Balfour in the Dock
Balfour in the Dock is a contemporary work looking at a 750-page magnum opus on Palestine by outstanding British journalist J M N Jeffries (1880-1960). His book Palestine: The Reality is a masterpiece with the depth and breadth to have become the canonical work on the history of Palestine if not for the bombing of a publishing house in London during the 1940 Blitz. The fire that ensued destroyed most of the copies of the book, of which only 20 original copies are known to exist. It has now been re-published by Skyscraper.
Palestine: The Reality was Jeffries’ third significant book and was the culmination of 12 years’ work as a foreign correspondent for the Daily Mail. It is believed that he tried unsuccessfully to republish the book himself. Fortunately for us, the new edition was issued to mark the centenary of the Balfour Declaration in November 2017. Furthermore, the main themes of the masterpiece have been made accessible in a shorter volume by Colin Andersen, Balfour in the Dock.
Andersen introduces readers to Jeffries, describing him as “one of the most brilliant investigative journalists in the interwar period.” His historical significance is reclaimed by Andersen, who lets us know that the famed foreign correspondent was the first person to translate into Arabic the text of the supressed British pledge to the Arabs, whose independence was promised in the form of letters exchanged between Hussein Bin Ali, Sharif of Makkah, and British High Commissioner Sir Henry McMahon.
His scoop on the broken promise to the Arabs was just one of many exposés of British policy in Palestine that became “vital ammunition” for groups of concerned politicians to mount their challenge to Britain’s support for the creation of a “national home for the Jewish people” in Palestine.
Jeffries’ views as published in British newspapers and recorded in Palestine: The Reality made him a thorn in the side of the British establishment and a powerful voice against the colonisation of Palestine. Always willing to speak his mind, he described British policy in Palestine as one characterised by “fraud and perfidy”, dismissing any notion that the cabinet of British Prime Minister David Lloyd George was merely advancing an erroneous policy through its pursuit of a Jewish homeland by denying self-governance and independence to the overwhelming majority of Palestinian inhabitants of the land.
Balfour in the Dock has three main aims: to pay tribute to Jeffries and rescue him from his disappearance from the historical narrative; to take readers back to pre-Nakba Palestine and expose what the author says is the “deep settler-colonial root of the Palestine problem”; and to “arm readers against the tsunami of propaganda” which the author believed would accompany the centenary celebrations of the Balfour Declaration in Britain and Israel.
Throughout the book, Andersen pays homage to Jeffries and his use of primary source material and historical documents, debates and dispatches which together amount to a weighty critique of the Balfour Declaration and its legacy. Andersen quotes Jeffries at length; taking relevant passages from Palestine: The Reality he provides an eye-opening account of how and why Britain was willing to place itself in an “international tangle”; why Zionism “went viral” within the British political landscape; and the evolution of the Balfour Declaration.

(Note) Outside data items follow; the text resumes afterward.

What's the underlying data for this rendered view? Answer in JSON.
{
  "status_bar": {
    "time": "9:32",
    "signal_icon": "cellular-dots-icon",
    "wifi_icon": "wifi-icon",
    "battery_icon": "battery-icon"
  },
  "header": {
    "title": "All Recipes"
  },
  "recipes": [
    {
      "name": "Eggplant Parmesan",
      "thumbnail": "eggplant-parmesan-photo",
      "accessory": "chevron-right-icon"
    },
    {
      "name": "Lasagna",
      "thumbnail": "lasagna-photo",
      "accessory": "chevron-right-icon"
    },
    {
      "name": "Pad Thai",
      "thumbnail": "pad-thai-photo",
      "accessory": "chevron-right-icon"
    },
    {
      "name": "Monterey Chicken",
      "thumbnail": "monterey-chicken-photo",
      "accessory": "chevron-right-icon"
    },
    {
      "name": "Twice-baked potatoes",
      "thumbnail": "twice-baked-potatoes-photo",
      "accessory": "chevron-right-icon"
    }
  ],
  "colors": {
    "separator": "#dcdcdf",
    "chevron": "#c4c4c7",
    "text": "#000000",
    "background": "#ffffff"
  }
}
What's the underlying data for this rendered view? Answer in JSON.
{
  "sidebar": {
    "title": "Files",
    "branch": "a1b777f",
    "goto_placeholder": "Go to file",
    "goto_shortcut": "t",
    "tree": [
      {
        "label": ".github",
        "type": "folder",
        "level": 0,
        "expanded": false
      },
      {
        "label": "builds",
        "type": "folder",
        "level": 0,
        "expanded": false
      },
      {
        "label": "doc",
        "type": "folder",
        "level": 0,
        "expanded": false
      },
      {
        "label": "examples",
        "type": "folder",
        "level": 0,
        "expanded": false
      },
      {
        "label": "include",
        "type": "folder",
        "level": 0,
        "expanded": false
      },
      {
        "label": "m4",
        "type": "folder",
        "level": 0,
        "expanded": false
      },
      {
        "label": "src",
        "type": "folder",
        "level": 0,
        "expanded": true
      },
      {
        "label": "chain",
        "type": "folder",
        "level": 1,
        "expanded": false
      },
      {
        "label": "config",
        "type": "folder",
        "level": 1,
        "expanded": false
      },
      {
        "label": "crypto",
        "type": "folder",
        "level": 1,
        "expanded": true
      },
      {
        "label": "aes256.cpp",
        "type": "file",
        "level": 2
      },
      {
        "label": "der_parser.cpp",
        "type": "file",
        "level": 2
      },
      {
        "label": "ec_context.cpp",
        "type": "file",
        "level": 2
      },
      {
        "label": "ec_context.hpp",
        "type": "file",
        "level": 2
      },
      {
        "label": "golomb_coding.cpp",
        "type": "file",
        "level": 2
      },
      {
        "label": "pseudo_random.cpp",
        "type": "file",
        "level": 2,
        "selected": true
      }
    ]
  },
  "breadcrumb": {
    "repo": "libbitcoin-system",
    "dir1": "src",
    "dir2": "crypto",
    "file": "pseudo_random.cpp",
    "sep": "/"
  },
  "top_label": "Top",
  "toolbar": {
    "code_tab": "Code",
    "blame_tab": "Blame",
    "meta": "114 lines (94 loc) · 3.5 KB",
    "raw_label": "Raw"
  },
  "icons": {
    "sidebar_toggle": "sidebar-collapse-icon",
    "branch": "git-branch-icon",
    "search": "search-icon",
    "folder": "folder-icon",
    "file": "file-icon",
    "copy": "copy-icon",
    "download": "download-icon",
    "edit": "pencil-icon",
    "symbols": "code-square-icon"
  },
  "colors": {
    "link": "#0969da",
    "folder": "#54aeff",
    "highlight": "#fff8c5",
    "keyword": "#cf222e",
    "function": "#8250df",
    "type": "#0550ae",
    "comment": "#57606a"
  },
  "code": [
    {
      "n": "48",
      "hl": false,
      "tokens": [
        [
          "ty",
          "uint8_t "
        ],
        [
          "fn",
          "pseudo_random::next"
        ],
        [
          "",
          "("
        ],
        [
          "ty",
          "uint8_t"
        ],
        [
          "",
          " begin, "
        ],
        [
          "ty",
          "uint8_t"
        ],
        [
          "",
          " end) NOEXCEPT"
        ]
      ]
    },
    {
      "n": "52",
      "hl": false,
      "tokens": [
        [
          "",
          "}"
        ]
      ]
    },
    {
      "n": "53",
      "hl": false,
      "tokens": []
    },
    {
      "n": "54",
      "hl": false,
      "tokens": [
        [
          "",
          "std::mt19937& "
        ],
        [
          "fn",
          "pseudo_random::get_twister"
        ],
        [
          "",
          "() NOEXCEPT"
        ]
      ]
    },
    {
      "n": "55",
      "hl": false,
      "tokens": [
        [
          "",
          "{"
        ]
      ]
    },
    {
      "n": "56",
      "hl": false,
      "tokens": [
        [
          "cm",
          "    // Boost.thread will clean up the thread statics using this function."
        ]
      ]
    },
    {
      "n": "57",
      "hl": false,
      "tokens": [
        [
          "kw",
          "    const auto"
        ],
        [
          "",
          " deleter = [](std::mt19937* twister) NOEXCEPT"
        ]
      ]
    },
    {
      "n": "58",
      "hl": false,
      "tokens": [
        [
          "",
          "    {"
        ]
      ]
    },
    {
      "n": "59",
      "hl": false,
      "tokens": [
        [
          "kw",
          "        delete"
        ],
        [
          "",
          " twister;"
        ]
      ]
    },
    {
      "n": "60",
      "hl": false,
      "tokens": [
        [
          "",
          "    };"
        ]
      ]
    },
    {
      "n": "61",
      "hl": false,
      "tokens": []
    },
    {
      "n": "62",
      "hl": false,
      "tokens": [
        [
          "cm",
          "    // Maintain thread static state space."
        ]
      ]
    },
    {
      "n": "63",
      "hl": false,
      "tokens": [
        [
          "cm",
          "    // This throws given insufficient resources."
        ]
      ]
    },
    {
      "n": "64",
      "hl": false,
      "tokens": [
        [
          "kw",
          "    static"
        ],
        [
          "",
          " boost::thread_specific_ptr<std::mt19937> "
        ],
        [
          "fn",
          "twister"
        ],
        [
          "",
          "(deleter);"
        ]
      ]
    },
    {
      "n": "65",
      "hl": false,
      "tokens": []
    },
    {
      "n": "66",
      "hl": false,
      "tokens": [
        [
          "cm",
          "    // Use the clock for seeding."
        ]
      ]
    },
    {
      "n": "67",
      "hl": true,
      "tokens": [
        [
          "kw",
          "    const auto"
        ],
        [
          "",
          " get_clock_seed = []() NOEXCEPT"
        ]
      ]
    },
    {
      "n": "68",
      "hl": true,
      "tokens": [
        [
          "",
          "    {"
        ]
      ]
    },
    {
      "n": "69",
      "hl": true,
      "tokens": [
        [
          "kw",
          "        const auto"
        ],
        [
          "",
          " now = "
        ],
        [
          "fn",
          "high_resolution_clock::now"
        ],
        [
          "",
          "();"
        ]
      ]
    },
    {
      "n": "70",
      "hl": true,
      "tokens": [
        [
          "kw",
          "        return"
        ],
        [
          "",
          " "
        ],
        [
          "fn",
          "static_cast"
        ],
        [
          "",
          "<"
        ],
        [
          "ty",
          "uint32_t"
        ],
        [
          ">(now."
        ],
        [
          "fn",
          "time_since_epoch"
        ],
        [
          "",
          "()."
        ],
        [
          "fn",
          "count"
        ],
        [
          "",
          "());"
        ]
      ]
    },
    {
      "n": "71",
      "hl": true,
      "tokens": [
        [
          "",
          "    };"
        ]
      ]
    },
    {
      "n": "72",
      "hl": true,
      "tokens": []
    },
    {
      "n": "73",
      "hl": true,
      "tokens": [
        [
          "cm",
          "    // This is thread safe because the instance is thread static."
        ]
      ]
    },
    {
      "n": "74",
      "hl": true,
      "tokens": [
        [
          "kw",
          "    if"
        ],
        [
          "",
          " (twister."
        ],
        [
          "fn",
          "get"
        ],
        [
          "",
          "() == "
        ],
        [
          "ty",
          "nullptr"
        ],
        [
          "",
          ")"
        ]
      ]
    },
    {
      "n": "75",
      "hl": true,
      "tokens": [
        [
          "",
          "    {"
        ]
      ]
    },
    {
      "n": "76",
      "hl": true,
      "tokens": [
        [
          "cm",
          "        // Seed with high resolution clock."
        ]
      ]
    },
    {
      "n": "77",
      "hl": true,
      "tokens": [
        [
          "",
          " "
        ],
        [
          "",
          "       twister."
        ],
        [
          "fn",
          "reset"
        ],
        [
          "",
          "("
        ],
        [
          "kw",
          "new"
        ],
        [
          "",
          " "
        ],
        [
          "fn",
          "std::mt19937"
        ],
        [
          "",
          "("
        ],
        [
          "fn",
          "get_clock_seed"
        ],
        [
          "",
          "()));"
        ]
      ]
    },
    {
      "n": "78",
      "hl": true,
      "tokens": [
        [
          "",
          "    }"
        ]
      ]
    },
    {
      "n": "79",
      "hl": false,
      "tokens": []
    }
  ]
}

Jeffries is presented to readers as an incisive writer whose grasp of the region is unmatched. They are moved back and forth between Britain, where the Balfour Declaration was issued, and Palestine, where its negative impact was felt. “The British government,” wrote Jeffries, “had no business to issue a declaration enacting, let alone crystallising the situation of the Zionists in Palestine.” Exposing the colonial intent of the declaration, Jeffries quoted British officials in length to show that they had no moral and ethical inhibitions in denying the rights of an entire nation in pursuit of their support for Zionism. Andersen’s book offers a detailed discussion about why the British-backed Chaim Weizmann — the then President of the World Zionist Organisation — and the Zionist cause to the hilt despite powerful protestations from members of the British political establishment.
Placing the Balfour declaration under a microscope, Jeffries concluded that it was “extracted under a false pretence” and the “national home transaction” between the British and the Zionists offered Britain precious little. Jeffries maintained that Britain’s insertion of the Balfour Declaration into the League of Nations Mandate over Palestine completely undermined the intention of the mandate given to the British government, which was to allow the indigenous people to head towards self-governance in their own country.
Balfour in the Dock is at its most riveting in its moral and legal challenge to British policy and Zionist aspirations in the region. Describing the manner in which democracy was denied to the inhabitants of Palestine, Andersen concludes that the Paris Peace Conference, which set the terms of the mandate after the end of the First World War was actually worse for the Palestinians than it was for the Germans, who historians conclude were forced to accept a “Carthaginian Peace”; in other words, a brutal peace.
The fact that Jeffries attempted to republish his book on several occasions without any success points to his marginalisation in Britain. The republication of his magnum opus as well as Andersen’s Balfour in the Dock will go a long way towards setting the historical record straight, offering new insights into the ongoing colonisation and occupation of Palestine.